It’s now been about two and a half months since I was given notice and decided to blog about my job search. This is update number 4 (update 2, update 3) and still no job but I also still have two months left. I’m starting to get fewer We can’t wait that long and more The hiring process will take long enough it shouldn’t matter.
I have been learning a bit so far though. Both from interviewing (more remembering old advice there but still) and from helping a friend with his resume. He was getting some advice from someone and I was helping him work through it.
- If the job doesn’t sound all that great to you the interviewers are probably going to notice and will probably not want to hire you. I’m not saying don’t take the interview though, you never know it may turn out far better than you think it will.
- The corollary to that is something my wife (who is amazing at interviewing) once told me. If you want a job, you are really excited about that job, tell them. Excitement will come across in the interview anyway, (just like the lack of it will), but if you want the job, tell them you want the job. If nothing else this tells the hiring people that you’ll come to work excited, rather than just oh well, another day at the grind.
- Your resume shouldn’t have fluf. Every word in your resume should have a purpose.
- Your resume should be directed to the job you want. It’s all well and good to talk about your experience doing backups, but if you are applying for a management position it’s not the most important thing. The part of your resume talking about your leadership skills should be longer than the bit talking about DBA skills. Even if you’ve done less of it. I’m not saying to exaggerate, I’m saying be more detailed. Also list those skills first.
So for example let’s say you have 5 sentences talking about your current job. If you are applying as a manager make three of them about management skills, put those first, and then the other two can cover your DBA skills.
- It’s ok to have multiple resumes. If you want to apply for both management and DBA jobs (and there is nothing wrong with doing that) then have one resume tailored for management and the other DBA jobs. Again, we aren’t lying, or even exaggerating. Just emphasizing.

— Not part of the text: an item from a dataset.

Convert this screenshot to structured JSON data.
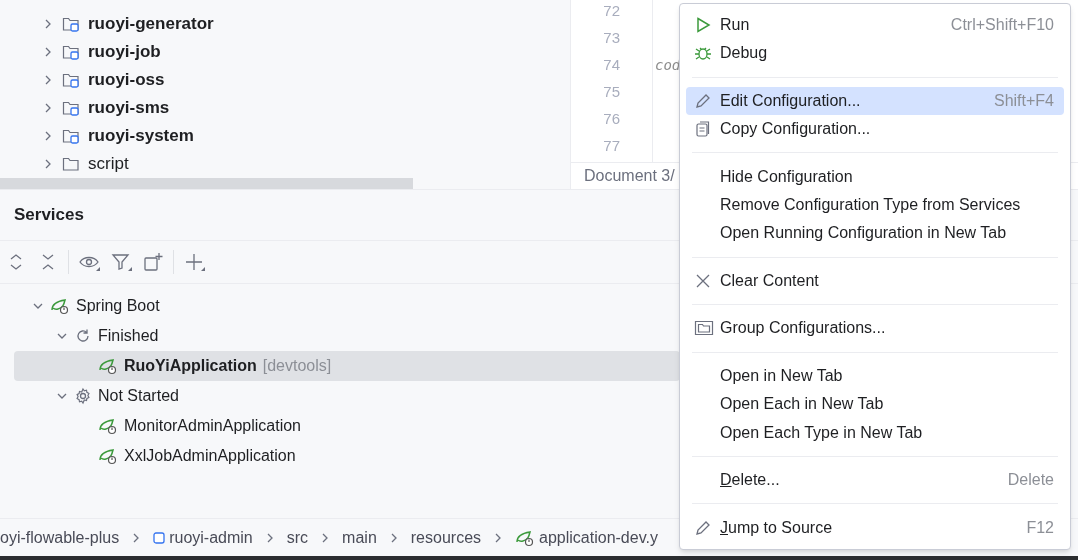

- Take notes! This one is super important. Unless you have a fantastic memory and/or plan on only going on one interview you are going to need notes. I started a OneNote notebook with notes on each job, including a link back to the job posting, how much do they pay, notes on benefits, vacation, etc. I also made a note on each interview I’ve done so far, who it was with, what I thought of them, what I think of the company etc. I then review those notes (and the job posting) before any subsequent interviews. This has the added benefit of telling me if I’m getting submitted to the same place twice. It hasn’t happened yet this time but I’ve had it happen to me in the past.
- Keep a list of the recruiters too and which jobs they’ve sent you on along with anything you might think about them. There is nothing wrong about calling a recruiter every now and again and see if anything new has come up. Historically I’ve made a point of calling each recruiter at least once a week. I can’t tell you how they feel about it but it makes me feel better.
- Networking is everything. I know you probably hear this all the time but it’s really true. More than half of the interviews I’ve been on so far have been entirely through networking. I’ve literally had people come to me saying Joe Smith commented to us that you are looking for work, do you have time to talk about job xyz?
If there’s anything I didn’t cover that you’d like to ask about feel free. If you want to leave a comment or hit me up on twitter I’ll do my best to answer whatever I can. Also, I’m curious if you think these are helpful or not? The idea was to help other people who are looking for a job, or might be in the future get some ideas for themselves.